Article de François DUPUY et Rolland de NARBONNE
C’est la fin d’une longue patience. Mercredi, André Turcat, premier pilote de France, a rendu le verdict attendu depuis neuf ans : « Concorde est bon pour le vol“. Pendant quelques jours, cependant, une météo bougonne l’a empêché de commettre le geste vingt fois esquissé puis interrompu à regret depuis le début des essais au sol : tirer vers lui le manche à balai le plus cher du monde. « J’aurai 10 milliards de Francs et 150 tonnes de matière grise sous les fesses quant tout cela s’envolera”, avait-il confié quelque temps auparavant à un ami.
Au milieu de la grande brouille franco-anglaise, ingénieurs et ouvriers, en deçà et au-delà de la Manche, viennent de démonter que l’Entente cordiale n’était pas uniquement un souvenir. Quand elles oeuvrent ensemble, les deux vieilles nations sont encore capables de vivre une aventure technologique de première grandeur. Et même de relever un des deux défis proposés à notre époque par John Kennedy quand il inaugurait sa présidence : débarquer sur la Lune et mettre au point un avion commercial supersonique. Les Etats-Unis vont attraper la Lune dans les lassos de la NASA. Mais à l’étonnement des Américains et des Européens eux-mêmes, c’est l’Angleterre et la France qui sont en train de réussir l’aventure supersonique.
L’amour du rugby
Imprévisible. On pouvait à la rigueur comprendre que les ingénieurs anglais et français parviennent à se mettre d’accord autour d’une planche à dessin. Mais peu de gens s’étaient imaginé, au début de l’aventure « Concorde“, que techniciens anglais et français apprendraient à s’estimer autant. Qu’avaient-ils à s’estimer autant ? Qu’avaient-ils en commun, les presque Gallois de Bristol, fief de la British Aircraft Corporation, et les Français de Toulouse, berceau de Sud Aviation ? L’amour du rugby, de la gastronomie, et une véritable passion pour le Concorde. Imperturbable, M. Godfrey Smith, ingénieur britannique délégué à Toulouse, assure : « Finalement, le seul problème a été la barrière de la langue. Pourquoi diable ne parlons-nous pas la même ? Nous nous sommes débrouillés en inventant un style de vie commun. Et nos amis français savent dire désormais My Concorde isrich”.
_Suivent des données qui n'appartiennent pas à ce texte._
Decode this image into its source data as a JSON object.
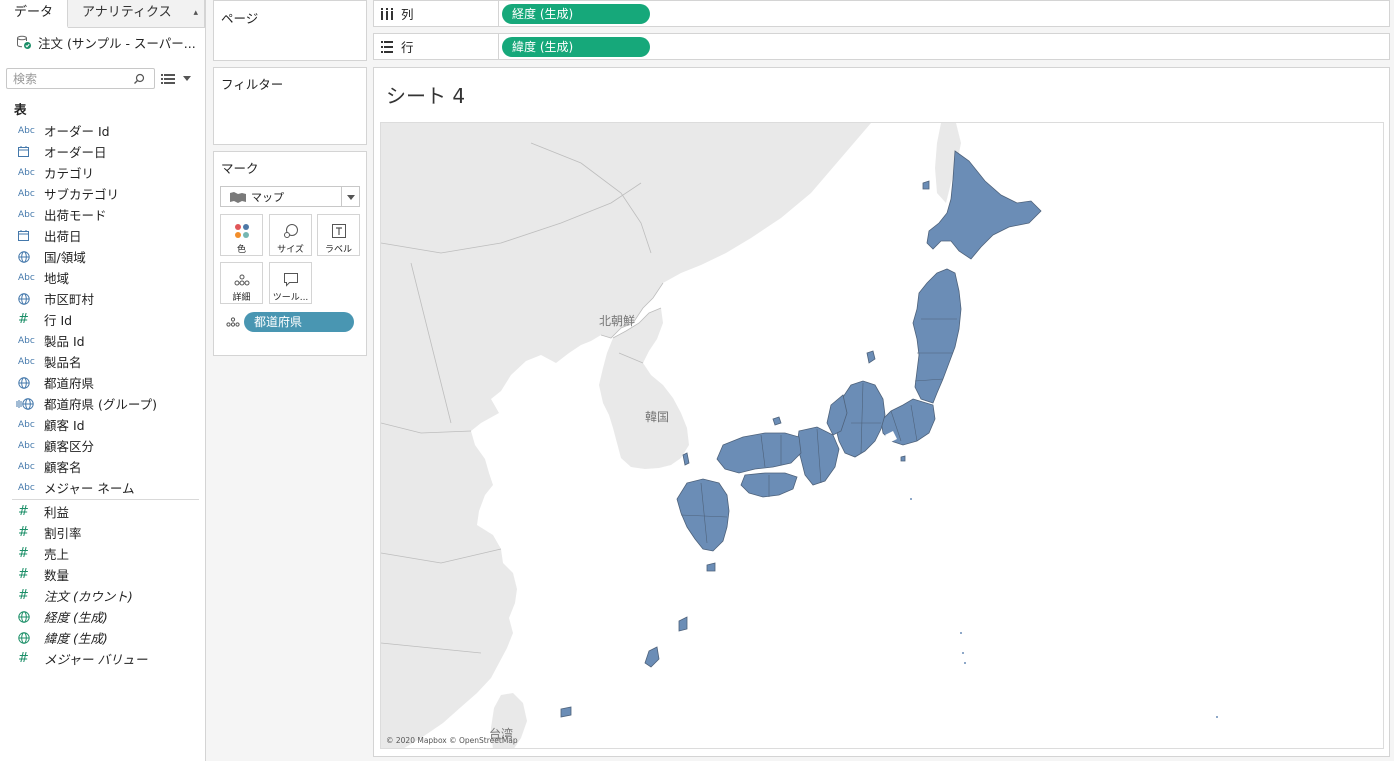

Un seul problème ? Cette vision quelque peu euphorique d’une histoire où la passion s’est heurtée au doute, et l’entêtement aux réticences, s’explique peut-être par la perspective du succès. Dans les derniers numéros des magazines américains « Time“ et « Newsweek“, une page publicitaire, en faveur des montres « Rolex“, affirme : “Si vous preniez Concorde demain, vous porteriez une montre « Rolex“. Au moment où il va voler, “Concorde”, fils des brumes de Bristol et du soleil de Toulouse, devient, aux Etats-Unis, symbole du modernisme absolu.
Mais, entre les premiers rêves et l’envol de l’appareil, il s’est écoulé près de neuf années de paris, d’inventions techniques, et de luttes quotidiennes.
Volonté commune
Au départ, quatre poètes de la technologie rêvent devant leur planche à dessin : MM. Pierre Satre et Lucien Servanty à Sud Aviation, Archibald Russell et William Strang à la British Aircraft Corporation. Ils ont une commune volonté : inventer le transport supersonique civil. L’audace des gouvernements français et britannique va être d’entériner leur vision, de rendre possibles leurs songes. Pour des motifs bien rationnels.
En France, le pari réussi de la ”Caravelle » est déterminant. Grâce à ce moyen-courrier, l’industrie aéronautique civile française a réussi à se hisser au niveau de la compétition mondiale. Il faut s’y maintenir pour conserver leur emploi à des milliers d’ouvriers et de techniciens et consacrer définitivement la qualité de l’aéronautique française.
En Grande-Bretagne, la nécessité d’agir coûte que coûte est ressentie avec plus de force encore. Depuis le succès du ”Viscount“, l’aéronautique anglaise n’a pas réussi de percée spectaculaire dans le domaine des avions commerciaux.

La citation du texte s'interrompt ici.